Pipelines

Overview

The term pipeline in this section refers to running multiple operations to accomplish a goal.

Guild pipelines are implemented using higher-level operations, which define sub-operations using a steps attribute.

Consider the following three operations:

prepare-data:
  description: Prepare data for train and test

train:
  description: Train a model
  requires:
    - operation: prepare-data

test:
  description: Test a model
  requires:
    - operation: prepare-data
    - operation: train

The pipeline implied by these operations is:

  1. Run prepare-data to generate a data set that can be used for train and test.
  2. Run train to train a model on prepared data.
  3. Run test to test a model on prepared data.

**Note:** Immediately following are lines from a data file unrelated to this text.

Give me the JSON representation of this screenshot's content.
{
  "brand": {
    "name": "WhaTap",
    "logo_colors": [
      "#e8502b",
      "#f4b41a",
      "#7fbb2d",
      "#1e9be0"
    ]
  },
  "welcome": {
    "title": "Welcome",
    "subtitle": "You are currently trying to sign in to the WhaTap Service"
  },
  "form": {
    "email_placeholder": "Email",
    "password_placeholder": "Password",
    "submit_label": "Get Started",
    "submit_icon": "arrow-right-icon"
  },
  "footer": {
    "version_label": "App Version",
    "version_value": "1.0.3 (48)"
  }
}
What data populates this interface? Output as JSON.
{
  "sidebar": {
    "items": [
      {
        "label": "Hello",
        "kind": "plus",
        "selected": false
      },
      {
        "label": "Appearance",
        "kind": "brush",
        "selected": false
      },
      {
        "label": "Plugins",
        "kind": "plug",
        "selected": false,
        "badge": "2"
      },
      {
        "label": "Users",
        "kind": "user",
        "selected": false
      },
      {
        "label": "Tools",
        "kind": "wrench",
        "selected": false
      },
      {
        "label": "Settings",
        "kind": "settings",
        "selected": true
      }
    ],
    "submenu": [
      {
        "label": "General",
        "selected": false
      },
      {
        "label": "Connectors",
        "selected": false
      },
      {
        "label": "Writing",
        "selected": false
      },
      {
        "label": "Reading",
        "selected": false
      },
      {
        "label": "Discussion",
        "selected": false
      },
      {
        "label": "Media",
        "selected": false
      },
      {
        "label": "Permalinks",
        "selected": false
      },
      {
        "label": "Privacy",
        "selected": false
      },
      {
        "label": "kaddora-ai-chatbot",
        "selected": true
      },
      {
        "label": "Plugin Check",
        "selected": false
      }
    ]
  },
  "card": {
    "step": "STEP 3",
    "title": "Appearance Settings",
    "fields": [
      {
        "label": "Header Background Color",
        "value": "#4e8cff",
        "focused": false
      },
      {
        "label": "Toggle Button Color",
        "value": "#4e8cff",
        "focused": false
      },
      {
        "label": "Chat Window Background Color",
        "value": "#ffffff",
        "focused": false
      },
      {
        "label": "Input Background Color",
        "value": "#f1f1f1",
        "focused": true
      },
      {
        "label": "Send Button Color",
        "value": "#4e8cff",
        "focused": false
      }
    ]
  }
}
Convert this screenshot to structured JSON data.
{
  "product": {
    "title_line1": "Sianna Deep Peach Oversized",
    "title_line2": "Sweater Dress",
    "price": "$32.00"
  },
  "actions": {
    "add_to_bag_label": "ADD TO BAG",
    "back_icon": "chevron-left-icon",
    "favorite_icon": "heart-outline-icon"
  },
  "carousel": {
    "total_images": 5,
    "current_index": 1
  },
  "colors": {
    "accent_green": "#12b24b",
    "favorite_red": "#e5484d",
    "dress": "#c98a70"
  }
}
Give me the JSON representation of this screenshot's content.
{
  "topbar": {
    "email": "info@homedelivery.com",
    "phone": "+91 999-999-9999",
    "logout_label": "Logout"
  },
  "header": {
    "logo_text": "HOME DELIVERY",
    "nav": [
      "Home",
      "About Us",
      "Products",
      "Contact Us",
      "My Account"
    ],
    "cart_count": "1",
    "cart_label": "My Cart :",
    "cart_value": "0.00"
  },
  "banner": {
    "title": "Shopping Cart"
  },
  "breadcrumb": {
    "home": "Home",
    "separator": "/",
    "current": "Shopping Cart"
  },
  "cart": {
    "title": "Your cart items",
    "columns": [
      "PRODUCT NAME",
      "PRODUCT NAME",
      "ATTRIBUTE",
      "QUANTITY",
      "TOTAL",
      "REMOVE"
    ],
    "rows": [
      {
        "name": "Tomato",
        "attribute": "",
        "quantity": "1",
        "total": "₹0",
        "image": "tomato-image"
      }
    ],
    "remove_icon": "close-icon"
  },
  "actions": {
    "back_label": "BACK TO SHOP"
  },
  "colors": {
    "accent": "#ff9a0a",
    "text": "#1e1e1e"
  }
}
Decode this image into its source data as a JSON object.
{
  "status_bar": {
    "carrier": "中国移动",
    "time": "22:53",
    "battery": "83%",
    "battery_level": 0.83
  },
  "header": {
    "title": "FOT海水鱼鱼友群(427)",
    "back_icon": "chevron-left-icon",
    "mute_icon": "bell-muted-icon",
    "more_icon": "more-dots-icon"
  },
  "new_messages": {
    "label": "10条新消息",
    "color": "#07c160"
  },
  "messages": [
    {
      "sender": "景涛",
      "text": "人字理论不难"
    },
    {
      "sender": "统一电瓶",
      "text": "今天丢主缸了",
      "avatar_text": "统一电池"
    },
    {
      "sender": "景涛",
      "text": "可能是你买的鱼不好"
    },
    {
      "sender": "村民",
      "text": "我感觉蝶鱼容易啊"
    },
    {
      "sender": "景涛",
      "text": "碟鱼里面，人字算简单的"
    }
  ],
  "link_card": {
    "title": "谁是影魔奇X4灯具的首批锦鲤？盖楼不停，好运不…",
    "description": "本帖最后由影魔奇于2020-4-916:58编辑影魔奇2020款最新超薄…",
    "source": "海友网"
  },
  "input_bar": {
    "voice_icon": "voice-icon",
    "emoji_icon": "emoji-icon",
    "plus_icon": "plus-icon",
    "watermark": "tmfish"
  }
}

You can run these operations manually as a part of your development process. For example, you might run prepare-data different times, each with different flags to experiment with different processing stages, feature engineering, etc. After each prepare-data you may run train to explore model validation performance. After iterating over data preparation and training, finally, you run test to measure your results against hold-out data set.

This process represents an ad-hoc pipeline.

When you want to automate a sequence of operations, create a higher-order operation using steps.

Consider a new operation pipeline:

pipeline:
  description: Runs model pipeline end-to-end
  steps:
   - prepare-data
   - train
   - test

When you run pipeline, Guild starts a higher-order operation, which runs each of the specified steps in the order specified.

Step Flag Values

Specify flag values for a step in one of two ways:

  • Arguments to the step operation name
  • flags attribute of a run object

For example, this examples uses flag arguments:

pipeline:
  steps:
   - train lr=0.01 epochs=100
   - test

This example uses a flags step attribute:

pipeline:
  steps:
    - run: train
      flags:
        lr: 0.01
        epochs: 100
    - test

Expose Step Flag Values

To expose a step flag value to the user, define a flag for the pipeline operation and explicitly use it as a step flag.

pipeline:
  flags:
    train-lr: 0.01
    train-epochs: 100
  steps:
    - train lr=${train-lr} epochs=${train-epochs}
    - test

Step Run Attributes

You may define a number of step run attributes when using step mapping. Refer to Guild File Reference for details.